NEJM-Oregon_Medicaid_Table2-annotated

The table blows away a great deal of information.  Or maybe not.  Based on the information presented I can’t tell.  What would be more instructive?  Let’s take glycated hemoglobin (GH) levels for example, i.e., the two lines of info enclosed by the dashed red box I added.  It would be instructive to see a correlation plot of GH levels at the beginning and end of study for two groups:  those who had Medicaid coverage and those who did not.  What I have is mind is something like this:

sim_data_g1

Tabulate regression coefficients, etc. Fine.  But show the data.  Draw trend lines through the data and show the variation about the trend.  Doing so would reveal not only whether there was an effect for those on Medicaid vs those who weren’t but also whether there were differences depending upon what the patient’s initial condition was.  If the sample drew from multiple populations a correlation plot might also reveal it.  There are many reasons to draw correlation plots.  There’s no correlation plot in the paper.  I wish there was.

More on the GH numbers in Table 2: The numbers the authors report tell me that the data isn’t normally-distributed.  The reported mean GH level in the control group is 5.3% and the st.dev. is 0.6%.  Mean + two st.dev. = 6.5%.  Remember that number.  For a normal distribution 2.5% of the population lies >2 st. devs. from the mean.  Table 2 indicates that 5.1% of the control group had GH>6.5%, i.e., twice as many people actually had elevated GH levels than what you’d predict presuming a normal distribution with the report standard deviation.  What to make of this?  (Can I see a Q-Q plot to assess how non-Gaussian the sample is?)  I don’t know other than to say the distribution is obviously non-Gaussian and I’d be very skeptical of conclusions based on the presumption of Gaussian statistics.

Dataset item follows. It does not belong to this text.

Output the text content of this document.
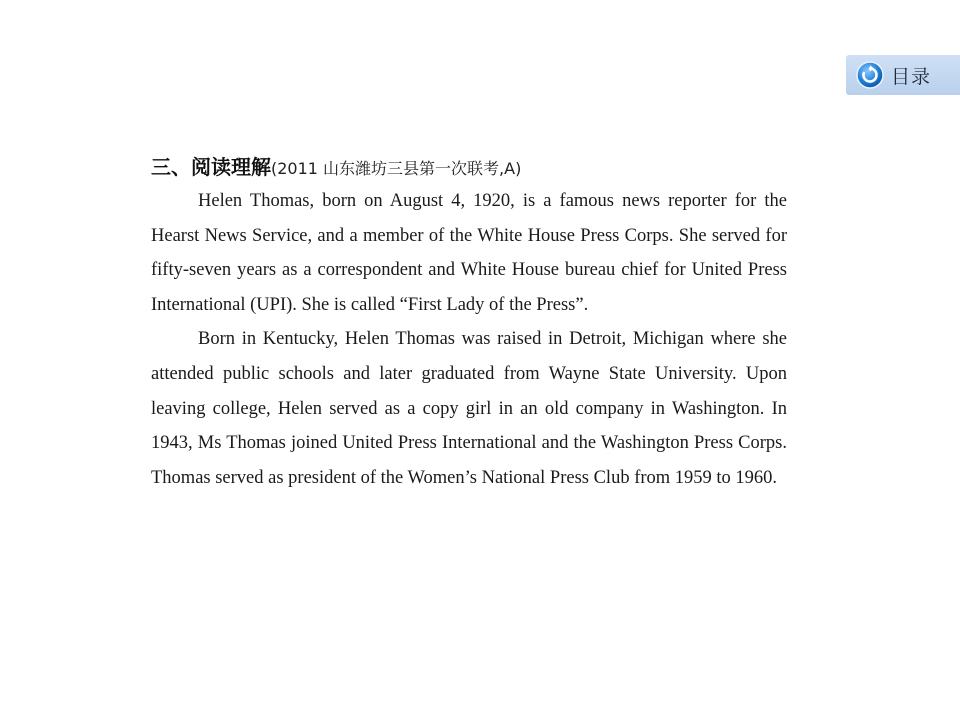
目录
三、阅读理解(2011 山东潍坊三县第一次联考,A)

Helen Thomas, born on August 4, 1920, is a famous news reporter for the Hearst News Service, and a member of the White House Press Corps. She served for fifty-seven years as a correspondent and White House bureau chief for United Press International (UPI). She is called “First Lady of the Press”.

Born in Kentucky, Helen Thomas was raised in Detroit, Michigan where she attended public schools and later graduated from Wayne State University. Upon leaving college, Helen served as a copy girl in an old company in Washington. In 1943, Ms Thomas joined United Press International and the Washington Press Corps. Thomas served as president of the Women’s National Press Club from 1959 to 1960.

Continuing on with that last thought, I’d really like to know how coverage affects those most at risk of diabetes, i.e., those with GH > 6.5%.  Who gives a shit about healthy people?  Does having coverage improve outcomes of those at high risk of becoming ill?  Table 2 indicates that in the Medicaid coverage reduced the fraction of the population with elevated GH levels by 18%.  That seems like a meaningful reduction but I’d really like to see the correlation plot I alluded to above to be confident in that.

That’s a lot of rambling on.  It’s actually a revised and expanded version of some comments I left on Brad DeLong’s blog this morning.  Commenter Charles Broming responds eloquently to my statement about blowing away insight by reducing conclusions to “statistically significant” or “not statistically significant”:

Data needs an explanation. An explanation is a narrative that describes the data’s behavior and posits underlying forces that force the data to behave as it does. Sometimes, this narrative is strictly quantitative (Galileo on falling bodies and Newton on gravity, say) and sometimes its strictly qualitative. Other times, its a combination. Economics and medicine (biology and all its branches) are loaded with qualitative/quantitative explanations.

In this case, the study admits that its authors has no explanation of the data, not that not that they’ve explained the data as Manzi claims.

Yup.  Seems to me that’s where things stand.

More to come.  @#$%.  I’ve got a day job and would like to have a life.  I don’t have time for this shit.  That said, somebody needs to do it and analyses currently in circulation don’t strike me as sufficient.

(Steve Pizer and Austin Frakt put out a nice analysis of statistical power issues. which – giving it a quick skim – looks good for what it is but I realize that I understand their math in isolation but not how it applies to the Oregon Experiment data.  I’m working on it though.  It makes sense to me but, as noted above, I’d take a different approach to analyzing the data.  More significantly (in the colloquial sense)  I’m not aware of any regression-type analysis of the sort I describe above.  That doesn’t mean one doesn’t exist.  I just haven’t found one.)